MicroRNA Let-7f Mediates Mitochondrial Respiratory Deficit Induced by Repeated Ethanol Exposure and Withdrawal in HT22 Cells

Aims: The expression of gene and gene product is typically inhibited by a small non-coding RNA (microRNA) or DNA methylation. The aim of this study is to investigate mechanisms involving microRNA let-7f by which the repeated cycles of ethanol exposure and withdrawal provoke mitochondrial respiratory damage.

Study Design: The rat or cell model of repeated withdrawal from a high dose of ethanol exposure was used to mimic human alcoholics who repeat the cycles of heavy drinking and unsuccessful attempts at abstaining.

Place and Duration of Study: Department of Pharmacology and Neuroscience University of North Texas Health Science Center at Fort Worth, between June 2011 and March 2014.

Methodology: Male adult rats received an ethanol program, consisting of two cycles of ethanol exposure (4 weeks) and withdrawal (2 weeks). At the end of the ethanol program, one hemisphere of each rat was used to measure the level of let-7f using TaqMan let-7f primers and qPCR. The other hemisphere was used to measure the methylation of cytosine in let-7f gene using bisulfite conversion and pyrosequencing. Separately, HT22 cells (mouse hippocampal cells) were exposed to an ethanol program, consisting of two cycles of ethanol exposure (20 hours) and withdrawal (4 hours). During the entire ethanol program, the cells were treated with let-7f antagomir (inhibitor) or a methylation-inducing methyl-donor. The role of let-7f in mitochondria was assessed by quantifying a mitochondrial enzyme, cytochrome c oxidase-IV (COX subunit IV) and real-time mitochondrial respiration using an immunoblot method and XF respirometry, respectively.

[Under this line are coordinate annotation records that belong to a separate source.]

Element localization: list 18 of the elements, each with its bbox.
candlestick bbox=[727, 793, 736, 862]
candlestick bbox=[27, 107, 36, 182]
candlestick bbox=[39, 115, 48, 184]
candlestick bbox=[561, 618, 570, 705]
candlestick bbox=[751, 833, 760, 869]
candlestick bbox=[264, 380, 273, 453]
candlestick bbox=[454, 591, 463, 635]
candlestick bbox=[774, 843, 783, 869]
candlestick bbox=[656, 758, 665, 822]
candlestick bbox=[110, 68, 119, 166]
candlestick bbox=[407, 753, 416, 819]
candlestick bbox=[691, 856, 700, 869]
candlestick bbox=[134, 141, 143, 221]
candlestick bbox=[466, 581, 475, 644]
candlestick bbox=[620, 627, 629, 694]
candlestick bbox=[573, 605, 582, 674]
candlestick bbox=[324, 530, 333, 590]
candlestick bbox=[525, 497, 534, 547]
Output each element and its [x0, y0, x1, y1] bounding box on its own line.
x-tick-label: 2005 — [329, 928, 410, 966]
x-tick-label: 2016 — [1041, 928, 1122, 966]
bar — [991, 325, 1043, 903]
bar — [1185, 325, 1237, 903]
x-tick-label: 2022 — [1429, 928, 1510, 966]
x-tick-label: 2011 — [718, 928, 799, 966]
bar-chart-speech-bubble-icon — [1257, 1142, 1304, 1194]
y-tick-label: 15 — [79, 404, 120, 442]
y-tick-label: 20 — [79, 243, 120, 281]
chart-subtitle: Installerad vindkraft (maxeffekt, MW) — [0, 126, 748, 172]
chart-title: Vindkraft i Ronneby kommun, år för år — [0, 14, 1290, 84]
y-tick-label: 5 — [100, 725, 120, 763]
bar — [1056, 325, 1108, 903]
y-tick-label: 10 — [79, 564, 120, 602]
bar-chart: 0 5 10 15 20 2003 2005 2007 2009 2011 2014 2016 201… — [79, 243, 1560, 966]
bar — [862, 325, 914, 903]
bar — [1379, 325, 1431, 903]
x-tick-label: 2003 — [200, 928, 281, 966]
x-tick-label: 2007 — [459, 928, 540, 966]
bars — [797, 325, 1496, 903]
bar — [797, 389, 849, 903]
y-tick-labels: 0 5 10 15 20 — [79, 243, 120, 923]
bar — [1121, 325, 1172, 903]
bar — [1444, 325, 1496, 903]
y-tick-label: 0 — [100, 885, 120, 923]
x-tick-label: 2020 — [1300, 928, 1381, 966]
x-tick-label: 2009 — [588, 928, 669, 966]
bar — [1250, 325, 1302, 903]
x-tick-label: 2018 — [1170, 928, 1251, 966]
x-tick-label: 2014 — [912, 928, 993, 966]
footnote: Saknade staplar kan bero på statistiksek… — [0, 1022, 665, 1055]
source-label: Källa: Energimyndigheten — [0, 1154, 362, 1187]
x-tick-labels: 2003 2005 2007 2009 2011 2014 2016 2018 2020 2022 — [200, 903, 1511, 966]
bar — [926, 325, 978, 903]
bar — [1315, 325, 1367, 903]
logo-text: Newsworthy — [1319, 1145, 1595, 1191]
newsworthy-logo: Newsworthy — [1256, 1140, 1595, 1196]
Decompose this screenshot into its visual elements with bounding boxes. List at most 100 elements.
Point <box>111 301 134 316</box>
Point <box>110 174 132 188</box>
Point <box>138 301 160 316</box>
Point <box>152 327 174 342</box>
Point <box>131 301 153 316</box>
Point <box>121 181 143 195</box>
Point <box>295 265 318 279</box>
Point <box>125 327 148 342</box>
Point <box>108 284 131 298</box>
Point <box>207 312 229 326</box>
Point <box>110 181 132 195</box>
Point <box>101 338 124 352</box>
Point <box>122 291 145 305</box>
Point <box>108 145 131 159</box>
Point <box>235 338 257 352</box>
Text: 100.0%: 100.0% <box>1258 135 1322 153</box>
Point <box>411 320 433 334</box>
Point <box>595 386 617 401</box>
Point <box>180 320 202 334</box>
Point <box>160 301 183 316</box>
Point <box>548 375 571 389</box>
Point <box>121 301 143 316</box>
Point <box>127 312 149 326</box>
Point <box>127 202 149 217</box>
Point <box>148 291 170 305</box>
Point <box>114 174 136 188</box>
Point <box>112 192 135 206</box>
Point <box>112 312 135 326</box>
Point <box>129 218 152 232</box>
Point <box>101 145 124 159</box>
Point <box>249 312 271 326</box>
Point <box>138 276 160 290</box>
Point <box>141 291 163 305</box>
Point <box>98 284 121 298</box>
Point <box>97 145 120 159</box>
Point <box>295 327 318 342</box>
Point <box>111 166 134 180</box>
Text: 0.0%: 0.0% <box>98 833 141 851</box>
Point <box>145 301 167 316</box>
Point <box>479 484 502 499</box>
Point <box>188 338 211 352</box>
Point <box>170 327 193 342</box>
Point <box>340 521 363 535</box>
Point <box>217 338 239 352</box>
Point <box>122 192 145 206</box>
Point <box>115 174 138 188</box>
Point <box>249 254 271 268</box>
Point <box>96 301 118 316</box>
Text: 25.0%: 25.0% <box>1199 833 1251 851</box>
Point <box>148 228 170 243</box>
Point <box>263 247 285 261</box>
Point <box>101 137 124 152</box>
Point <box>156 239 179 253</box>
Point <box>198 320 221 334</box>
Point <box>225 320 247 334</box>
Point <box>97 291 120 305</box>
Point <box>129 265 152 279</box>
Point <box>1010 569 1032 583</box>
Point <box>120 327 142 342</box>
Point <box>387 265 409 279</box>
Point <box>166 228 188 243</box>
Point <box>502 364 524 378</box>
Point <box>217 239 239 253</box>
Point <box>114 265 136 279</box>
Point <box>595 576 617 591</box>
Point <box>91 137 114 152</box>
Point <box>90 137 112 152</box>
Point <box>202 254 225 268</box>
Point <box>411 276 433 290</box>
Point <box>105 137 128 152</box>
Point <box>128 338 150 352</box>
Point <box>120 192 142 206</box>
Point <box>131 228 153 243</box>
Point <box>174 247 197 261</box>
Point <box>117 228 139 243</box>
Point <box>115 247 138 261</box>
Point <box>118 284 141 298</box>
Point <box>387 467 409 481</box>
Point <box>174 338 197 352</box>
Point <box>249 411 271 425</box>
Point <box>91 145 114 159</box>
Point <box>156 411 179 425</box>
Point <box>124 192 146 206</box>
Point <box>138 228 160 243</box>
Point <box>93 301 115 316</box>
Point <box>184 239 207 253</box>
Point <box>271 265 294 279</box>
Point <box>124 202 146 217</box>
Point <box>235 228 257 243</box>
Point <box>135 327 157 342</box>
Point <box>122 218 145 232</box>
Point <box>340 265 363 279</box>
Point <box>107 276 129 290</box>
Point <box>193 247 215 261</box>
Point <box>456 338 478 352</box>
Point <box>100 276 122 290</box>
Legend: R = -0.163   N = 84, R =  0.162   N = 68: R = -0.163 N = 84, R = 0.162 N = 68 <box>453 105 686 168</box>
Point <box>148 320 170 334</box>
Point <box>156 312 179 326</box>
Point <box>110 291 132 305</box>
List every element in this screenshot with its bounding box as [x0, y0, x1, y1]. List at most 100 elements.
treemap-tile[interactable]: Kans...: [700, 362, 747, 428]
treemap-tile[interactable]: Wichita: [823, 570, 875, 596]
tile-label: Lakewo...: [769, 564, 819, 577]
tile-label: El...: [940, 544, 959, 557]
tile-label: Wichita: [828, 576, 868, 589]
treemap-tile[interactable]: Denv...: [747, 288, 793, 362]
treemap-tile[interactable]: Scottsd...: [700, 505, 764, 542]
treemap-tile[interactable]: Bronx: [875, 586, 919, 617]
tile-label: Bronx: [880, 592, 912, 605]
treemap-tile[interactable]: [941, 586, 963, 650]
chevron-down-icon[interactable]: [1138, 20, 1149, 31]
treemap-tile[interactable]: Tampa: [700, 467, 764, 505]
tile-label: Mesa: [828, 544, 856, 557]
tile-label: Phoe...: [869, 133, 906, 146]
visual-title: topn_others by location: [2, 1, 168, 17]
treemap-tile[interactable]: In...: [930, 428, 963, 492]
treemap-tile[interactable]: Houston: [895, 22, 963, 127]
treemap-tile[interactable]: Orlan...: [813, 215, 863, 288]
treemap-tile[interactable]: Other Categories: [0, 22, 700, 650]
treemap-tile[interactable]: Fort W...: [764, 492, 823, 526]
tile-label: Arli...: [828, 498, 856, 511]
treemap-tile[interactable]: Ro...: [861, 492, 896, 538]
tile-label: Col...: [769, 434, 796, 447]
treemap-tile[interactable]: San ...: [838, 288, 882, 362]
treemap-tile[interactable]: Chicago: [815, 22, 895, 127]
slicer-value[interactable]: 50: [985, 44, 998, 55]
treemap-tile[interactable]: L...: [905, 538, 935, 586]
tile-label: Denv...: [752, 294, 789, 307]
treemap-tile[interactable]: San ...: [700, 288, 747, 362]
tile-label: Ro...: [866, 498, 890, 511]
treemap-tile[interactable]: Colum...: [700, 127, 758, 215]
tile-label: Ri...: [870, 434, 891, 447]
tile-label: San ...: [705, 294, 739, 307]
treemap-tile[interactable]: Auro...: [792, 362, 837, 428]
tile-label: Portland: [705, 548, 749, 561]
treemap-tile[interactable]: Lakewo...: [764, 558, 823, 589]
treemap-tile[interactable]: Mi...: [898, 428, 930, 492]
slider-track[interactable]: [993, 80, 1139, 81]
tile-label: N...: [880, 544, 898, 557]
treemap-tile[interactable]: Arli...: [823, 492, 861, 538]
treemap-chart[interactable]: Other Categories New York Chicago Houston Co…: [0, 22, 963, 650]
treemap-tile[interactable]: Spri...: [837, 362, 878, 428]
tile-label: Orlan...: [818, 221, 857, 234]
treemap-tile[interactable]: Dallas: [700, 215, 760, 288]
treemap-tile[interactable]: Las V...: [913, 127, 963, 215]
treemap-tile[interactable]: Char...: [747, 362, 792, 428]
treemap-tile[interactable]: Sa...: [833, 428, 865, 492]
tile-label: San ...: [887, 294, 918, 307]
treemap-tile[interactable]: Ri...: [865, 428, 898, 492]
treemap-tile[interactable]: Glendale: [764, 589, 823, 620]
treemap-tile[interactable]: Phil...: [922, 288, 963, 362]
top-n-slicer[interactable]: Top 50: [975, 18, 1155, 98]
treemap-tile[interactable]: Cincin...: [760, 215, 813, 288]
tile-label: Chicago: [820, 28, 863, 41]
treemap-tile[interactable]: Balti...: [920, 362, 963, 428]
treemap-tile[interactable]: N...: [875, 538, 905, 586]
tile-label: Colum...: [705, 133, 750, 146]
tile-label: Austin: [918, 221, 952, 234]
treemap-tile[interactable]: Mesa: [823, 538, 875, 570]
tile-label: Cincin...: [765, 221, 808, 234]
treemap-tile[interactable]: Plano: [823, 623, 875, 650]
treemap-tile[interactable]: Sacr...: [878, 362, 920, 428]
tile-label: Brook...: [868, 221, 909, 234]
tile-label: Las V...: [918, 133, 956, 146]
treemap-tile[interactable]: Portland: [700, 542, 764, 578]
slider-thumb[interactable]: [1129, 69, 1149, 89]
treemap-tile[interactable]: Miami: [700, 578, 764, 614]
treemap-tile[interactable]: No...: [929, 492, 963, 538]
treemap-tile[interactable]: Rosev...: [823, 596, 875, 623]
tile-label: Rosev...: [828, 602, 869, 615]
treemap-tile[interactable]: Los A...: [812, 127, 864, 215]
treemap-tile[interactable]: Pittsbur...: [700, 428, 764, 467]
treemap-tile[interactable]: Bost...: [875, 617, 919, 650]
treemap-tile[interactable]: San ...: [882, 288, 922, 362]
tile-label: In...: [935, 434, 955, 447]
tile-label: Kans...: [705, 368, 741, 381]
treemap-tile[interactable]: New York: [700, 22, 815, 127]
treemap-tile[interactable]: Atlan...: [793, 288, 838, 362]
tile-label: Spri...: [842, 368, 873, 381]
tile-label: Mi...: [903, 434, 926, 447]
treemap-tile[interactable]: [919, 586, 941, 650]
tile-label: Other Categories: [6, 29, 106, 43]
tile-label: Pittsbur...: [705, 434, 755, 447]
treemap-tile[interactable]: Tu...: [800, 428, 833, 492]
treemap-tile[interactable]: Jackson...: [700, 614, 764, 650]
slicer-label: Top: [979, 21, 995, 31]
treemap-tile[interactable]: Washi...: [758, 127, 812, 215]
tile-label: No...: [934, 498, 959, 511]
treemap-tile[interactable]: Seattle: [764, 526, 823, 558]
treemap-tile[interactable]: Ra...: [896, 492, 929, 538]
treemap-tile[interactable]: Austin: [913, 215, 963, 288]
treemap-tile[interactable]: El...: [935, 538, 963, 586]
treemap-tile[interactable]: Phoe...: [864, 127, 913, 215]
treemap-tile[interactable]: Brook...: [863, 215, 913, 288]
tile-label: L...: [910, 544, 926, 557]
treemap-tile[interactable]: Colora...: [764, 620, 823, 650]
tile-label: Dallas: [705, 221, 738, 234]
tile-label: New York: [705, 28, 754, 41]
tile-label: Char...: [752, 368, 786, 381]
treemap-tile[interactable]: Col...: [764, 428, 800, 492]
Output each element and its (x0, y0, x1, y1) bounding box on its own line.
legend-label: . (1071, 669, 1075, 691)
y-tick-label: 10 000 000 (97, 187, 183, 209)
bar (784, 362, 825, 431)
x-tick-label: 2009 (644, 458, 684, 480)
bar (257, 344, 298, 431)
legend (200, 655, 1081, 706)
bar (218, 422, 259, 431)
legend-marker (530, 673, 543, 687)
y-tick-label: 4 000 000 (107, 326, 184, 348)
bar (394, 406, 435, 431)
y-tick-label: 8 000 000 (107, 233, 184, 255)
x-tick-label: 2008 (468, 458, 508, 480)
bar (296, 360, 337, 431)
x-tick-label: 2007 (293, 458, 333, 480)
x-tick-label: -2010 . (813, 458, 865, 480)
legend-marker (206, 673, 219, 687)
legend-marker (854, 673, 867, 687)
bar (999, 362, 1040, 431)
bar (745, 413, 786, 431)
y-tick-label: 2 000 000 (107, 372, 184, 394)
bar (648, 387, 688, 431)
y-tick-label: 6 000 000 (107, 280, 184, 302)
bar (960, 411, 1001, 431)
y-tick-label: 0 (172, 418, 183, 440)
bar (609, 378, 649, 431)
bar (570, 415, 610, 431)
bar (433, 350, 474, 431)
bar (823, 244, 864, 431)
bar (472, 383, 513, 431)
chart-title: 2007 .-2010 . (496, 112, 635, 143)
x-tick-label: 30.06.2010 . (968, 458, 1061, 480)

Results: The level of let-7f increased (2.4±0.5 fold increase), whereas the methylation of let-7f gene decreased in the brain of rats that underwent repeated ethanol exposure and withdrawal (called “repeated-ethanol/withdrawal”). The methyl-donor treatment completely abolished the increase in let-7f induced by repeated-ethanol/withdrawal. let-7f antagomir treatment also abolished the inhibiting effect of repeated-ethanol/withdrawal on COX-IV and mitochondrial respiration.

Conclusion: These data suggest that repeated-ethanol/withdrawal provokes the dysregulation of let-7f, thereby damaging brain mitochondria. Mitochondria-associated microRNA may be a potential research and drug target to manage alcoholism.